Keluarga almarhum Sutrimo akhirnya melaporkan kematian pria asal Desa Wlahar, Kabupaten Banyumas, itu ke polisi. Pihak keluarga mencurigai adanya ketidakwajaran atas kematian Sutrimo.
"Keluarga menyerahkan sepenuhnya proses penelusuran kepada penyidik dan tidak menunjuk pihak tertentu sebagai terlapor. Keputusan membuat laporan tersebut diambil setelah keluarga melakukan pembahasan bersama selama dua hari," ujar kuasa hukum keluarga Sutrimo, Aan Rohaeni, dalam keterangannya, Minggu (9/8/2026).
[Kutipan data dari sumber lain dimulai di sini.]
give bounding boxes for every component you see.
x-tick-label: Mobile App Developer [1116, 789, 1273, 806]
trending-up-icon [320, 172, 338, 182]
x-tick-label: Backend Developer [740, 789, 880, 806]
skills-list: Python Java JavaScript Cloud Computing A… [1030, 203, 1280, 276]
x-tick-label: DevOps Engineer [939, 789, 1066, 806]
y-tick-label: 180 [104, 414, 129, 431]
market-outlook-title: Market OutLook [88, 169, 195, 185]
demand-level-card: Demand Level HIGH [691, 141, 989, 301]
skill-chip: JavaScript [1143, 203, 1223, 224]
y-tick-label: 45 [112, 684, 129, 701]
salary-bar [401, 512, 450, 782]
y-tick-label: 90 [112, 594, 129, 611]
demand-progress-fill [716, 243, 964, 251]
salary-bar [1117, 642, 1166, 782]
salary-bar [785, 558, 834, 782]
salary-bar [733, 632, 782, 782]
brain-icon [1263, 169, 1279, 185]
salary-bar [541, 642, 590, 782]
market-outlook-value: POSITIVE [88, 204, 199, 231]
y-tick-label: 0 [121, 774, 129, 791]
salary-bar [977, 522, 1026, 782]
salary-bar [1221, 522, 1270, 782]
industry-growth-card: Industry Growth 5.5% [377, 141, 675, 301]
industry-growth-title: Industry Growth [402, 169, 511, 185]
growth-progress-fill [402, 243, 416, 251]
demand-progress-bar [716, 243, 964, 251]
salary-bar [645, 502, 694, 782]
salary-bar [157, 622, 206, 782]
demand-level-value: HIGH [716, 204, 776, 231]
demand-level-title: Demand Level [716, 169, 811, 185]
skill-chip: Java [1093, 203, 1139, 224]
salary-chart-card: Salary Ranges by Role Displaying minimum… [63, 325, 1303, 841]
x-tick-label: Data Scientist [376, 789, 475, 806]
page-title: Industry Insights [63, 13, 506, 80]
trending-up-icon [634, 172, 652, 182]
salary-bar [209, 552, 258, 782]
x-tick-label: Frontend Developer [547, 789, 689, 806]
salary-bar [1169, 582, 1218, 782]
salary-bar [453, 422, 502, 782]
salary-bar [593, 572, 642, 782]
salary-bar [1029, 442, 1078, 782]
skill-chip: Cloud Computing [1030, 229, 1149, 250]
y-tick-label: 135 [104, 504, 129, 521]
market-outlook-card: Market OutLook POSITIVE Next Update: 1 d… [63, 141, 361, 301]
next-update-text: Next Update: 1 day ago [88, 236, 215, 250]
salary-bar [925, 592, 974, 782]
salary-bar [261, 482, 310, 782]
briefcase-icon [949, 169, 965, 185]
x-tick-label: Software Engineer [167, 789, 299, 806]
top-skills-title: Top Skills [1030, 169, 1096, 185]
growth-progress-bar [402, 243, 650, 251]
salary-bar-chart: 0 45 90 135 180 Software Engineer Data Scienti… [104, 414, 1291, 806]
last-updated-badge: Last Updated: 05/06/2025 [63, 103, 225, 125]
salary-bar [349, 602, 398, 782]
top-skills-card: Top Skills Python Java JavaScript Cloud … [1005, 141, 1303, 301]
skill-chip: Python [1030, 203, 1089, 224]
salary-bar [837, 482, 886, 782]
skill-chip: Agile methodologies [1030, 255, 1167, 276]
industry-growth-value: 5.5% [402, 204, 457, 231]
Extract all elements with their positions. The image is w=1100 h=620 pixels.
Laporan itu tercatat dengan nomor STTLP/79/VIII/2026/SPKT/POLRESTA BANYUMAS/POLDA JAWA TENGAH. Aan mengatakan langkah tersebut diambil setelah keluarga mempertimbangkan berbagai informasi yang berkembang.
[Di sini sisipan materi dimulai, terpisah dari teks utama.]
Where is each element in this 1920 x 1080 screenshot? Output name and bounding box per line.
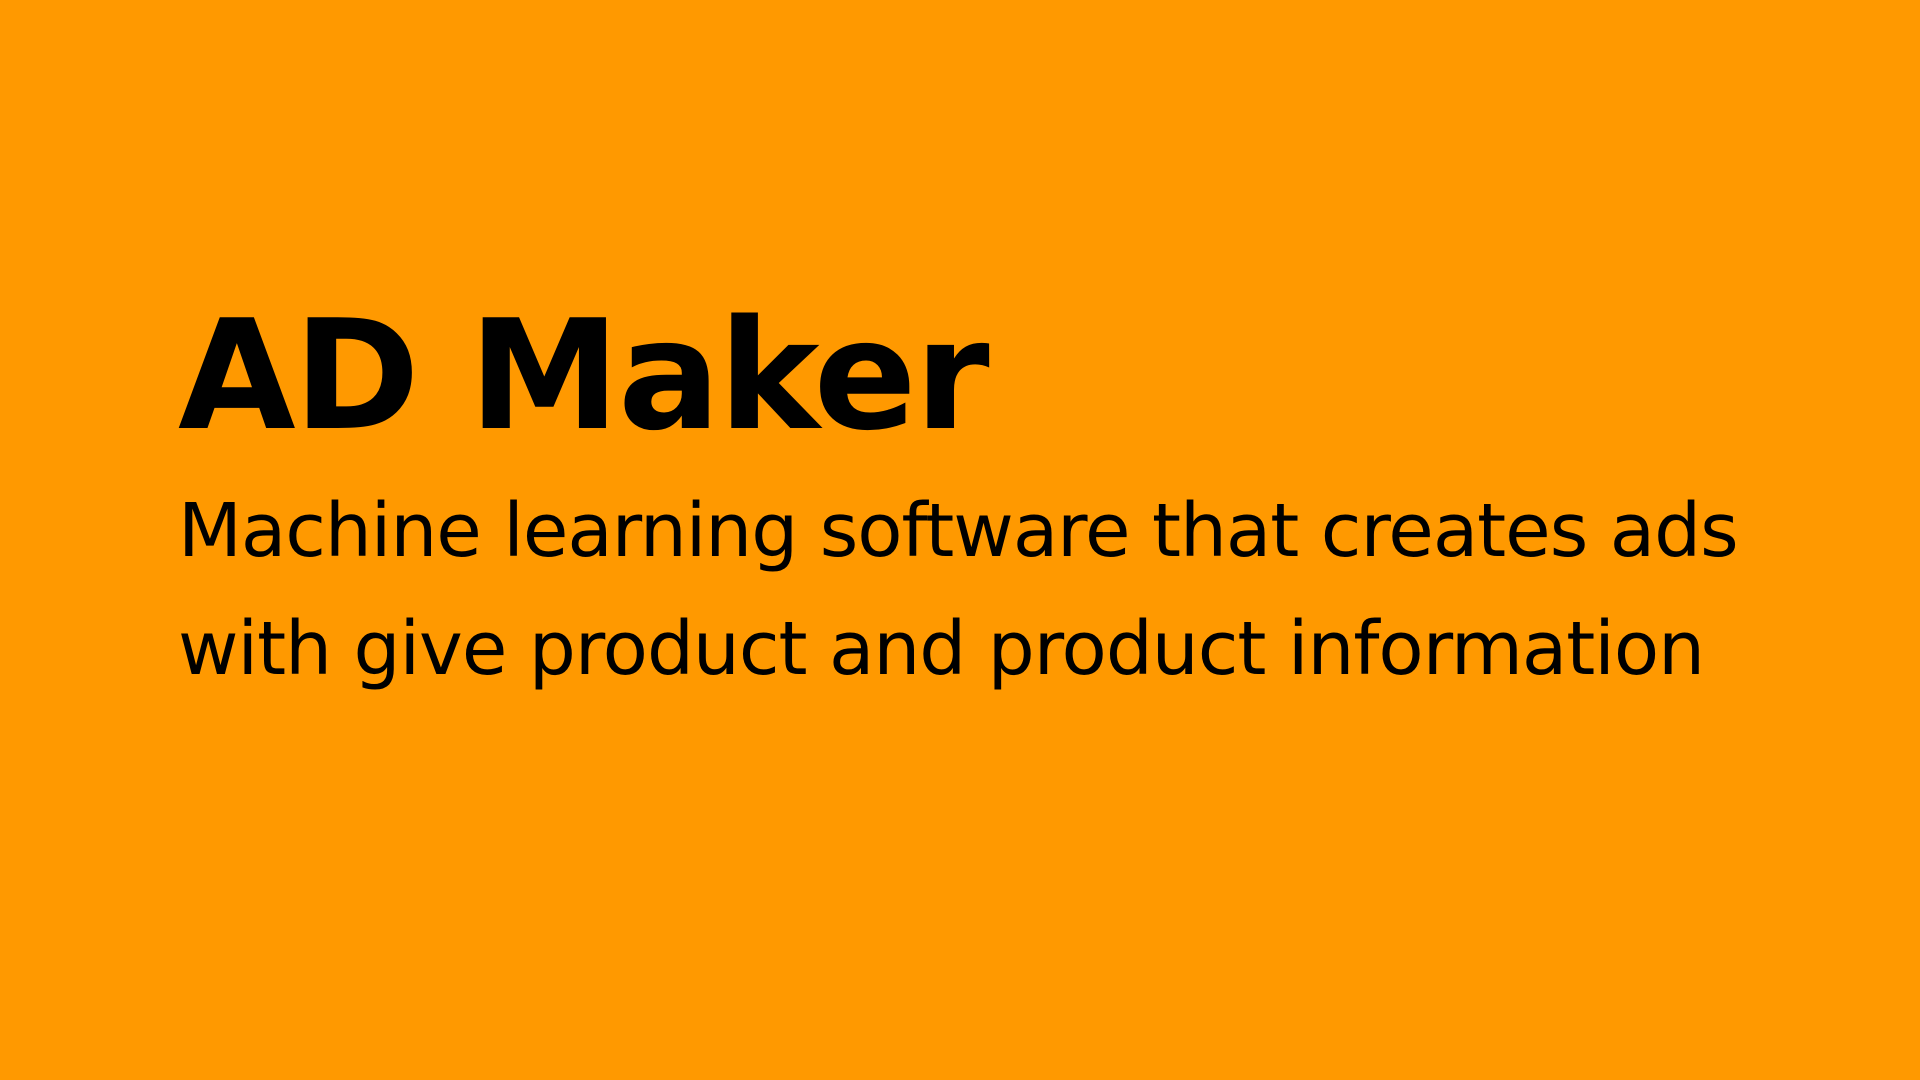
slide: AD Maker Machine learning software that … xyxy=(0,0,1920,1080)
slide-description: Machine learning software that creates a… xyxy=(178,488,1739,692)
slide-content: AD Maker Machine learning software that … xyxy=(178,300,1798,708)
slide-title: AD Maker xyxy=(178,287,990,464)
Sejak awal keluarga tidak menemukan hal yang menimbulkan kecurigaan ketika jenazah tiba di rumah. "Prinsipnya keluarga cuma minta kepastian hukum terkait meninggalnya saudara Sutrimo. Wajar atau tidak, cuma itu saja," ungkapnya.
Aan menjelaskan, keluarga sebelumnya telah menerima dan mengikhlaskan kepergian Sutrimo. Namun, munculnya beragam informasi di tengah masyarakat membuat keluarga ingin mendapatkan kejelasan melalui proses yang dilakukan kepolisian.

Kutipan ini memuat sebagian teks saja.